Key Laboratory of Integrated Management of Crop Diseases and Pests (Ministry of Education), College of Plant Protection, Nanjing Agricultural University, Nanjing, 210095, China.
Insect Sci. 2018 Jun;25(3):401-408. doi: 10.1111/1744-7917.12440. Epub 2017 Mar 20.

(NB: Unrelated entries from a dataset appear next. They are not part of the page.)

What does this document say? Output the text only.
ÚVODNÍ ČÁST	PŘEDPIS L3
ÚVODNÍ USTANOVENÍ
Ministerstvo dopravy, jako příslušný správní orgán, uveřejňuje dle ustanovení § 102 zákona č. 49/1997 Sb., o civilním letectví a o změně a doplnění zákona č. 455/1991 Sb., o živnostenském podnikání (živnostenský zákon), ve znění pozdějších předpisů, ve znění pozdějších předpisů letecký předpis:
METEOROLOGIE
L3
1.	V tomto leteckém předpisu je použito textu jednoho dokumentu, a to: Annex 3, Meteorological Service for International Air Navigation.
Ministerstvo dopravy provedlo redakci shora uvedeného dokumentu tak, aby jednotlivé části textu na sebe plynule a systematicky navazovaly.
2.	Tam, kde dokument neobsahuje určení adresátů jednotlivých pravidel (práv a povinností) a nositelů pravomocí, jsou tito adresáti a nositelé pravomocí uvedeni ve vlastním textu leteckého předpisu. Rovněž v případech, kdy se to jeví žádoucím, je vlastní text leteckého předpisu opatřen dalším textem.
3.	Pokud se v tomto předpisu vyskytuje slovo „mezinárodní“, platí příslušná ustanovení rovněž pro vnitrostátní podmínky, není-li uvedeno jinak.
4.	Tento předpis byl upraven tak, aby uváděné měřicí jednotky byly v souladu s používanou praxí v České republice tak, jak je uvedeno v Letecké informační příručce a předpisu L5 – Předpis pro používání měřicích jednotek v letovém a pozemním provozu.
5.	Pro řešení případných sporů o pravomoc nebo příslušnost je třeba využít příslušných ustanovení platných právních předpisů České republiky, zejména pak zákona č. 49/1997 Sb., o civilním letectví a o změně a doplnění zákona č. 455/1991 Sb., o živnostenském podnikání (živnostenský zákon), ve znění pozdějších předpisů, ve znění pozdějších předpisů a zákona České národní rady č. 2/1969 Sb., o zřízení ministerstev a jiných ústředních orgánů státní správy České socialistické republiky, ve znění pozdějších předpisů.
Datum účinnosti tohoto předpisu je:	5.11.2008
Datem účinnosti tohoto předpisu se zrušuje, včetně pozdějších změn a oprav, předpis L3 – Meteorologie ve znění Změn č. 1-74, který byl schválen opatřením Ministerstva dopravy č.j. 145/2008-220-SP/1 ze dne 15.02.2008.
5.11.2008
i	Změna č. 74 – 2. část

Nilaparvata lugens and Sogatella furcifera are two primary planthoppers on rice throughout Asian countries and areas. Neonicotinoid insecticides, such as imidacloprid (IMI), have been extensively used to control rice planthoppers and IMI resistance consequently occurred with an important mechanism from the over-expression of P450 genes. The induction of P450 genes by IMI may increase the ability to metabolize this insecticide in planthoppers and increase the resistance risk. In this study, the induction of P450 genes was compared in S. furcifera treated with IMI and nitromethyleneimidazole (NMI), in two planthopper species by IMI lethal dose that kills 85% of the population (LD ), and in N. lugens among three IMI doses (LD , LD and LD ). When IMI and NMI at the LD dose were applied to S. furcifera, the expression changes in most P450 genes were similar, including the up-regulation of nine genes and down-regulation of three genes. In terms of the expression changes in 12 homologous P450 genes between N. lugens and S. furcifera treated with IMI at the LD dose, 10 genes had very similar patterns, such as up-regulation in seven genes, down-regulation in one gene and no significant changes in two genes. When three different IMI doses were applied to N. lugens, the changes in P450 gene expression were much different, such as up-regulation in four genes at all doses and dose-dependent regulation of the other nine genes. For example, CYP6AY1 could be induced by all IMI doses, while CYP6ER1 was only up-regulated by the LD dose, although both genes were reported important in IMI resistance. In conclusion, P450 genes in two planthopper species showed similar regulation patterns in responding to IMI, and the two neonicotinoid insecticides had similar effects on P450 gene expression, although the regulation was often dose-dependent.
褐飞虱和白背飞虱是亚洲国家和地区水稻上的两种主要飞虱。新烟碱类杀虫剂,如吡虫啉(IMI),已被广泛用于防治稻飞虱,而 IMI 抗性的产生主要与 P450 基因的过度表达有关。IMI 诱导 P450 基因的表达可能会增加飞虱代谢这种杀虫剂的能力,并增加抗性风险。在这项研究中,我们比较了两种飞虱在 IMI 和硝基亚甲基咪唑(NMI)处理下 P450 基因的诱导情况,在两种飞虱中用 IMI 致死剂量(杀死 85%种群的剂量,LD85)处理,以及在褐飞虱中用三种 IMI 剂量(LD50、LD25 和 LD10)处理。当用 IMI 和 NMI 的 LD 剂量处理白背飞虱时,大多数 P450 基因的表达变化相似,包括 9 个基因上调和 3 个基因下调。在 LD 剂量的 IMI 处理下,褐飞虱和白背飞虱的 12 个同源 P450 基因的表达变化中,有 10 个基因的模式非常相似,如 7 个基因上调,1 个基因下调,2 个基因无显著变化。当用三种不同的 IMI 剂量处理褐飞虱时,P450 基因表达的变化差异很大,如在所有剂量下 4 个基因上调,以及其他 9 个基因的剂量依赖性调节。例如,CYP6AY1 可被所有 IMI 剂量诱导,而 CYP6ER1 仅被 LD 剂量上调,尽管这两个基因都被报道在 IMI 抗性中很重要。总之,两种飞虱的 P450 基因在对 IMI 的反应中表现出相似的调节模式,两种新烟碱类杀虫剂对 P450 基因表达有相似的影响,尽管调节通常是剂量依赖性的。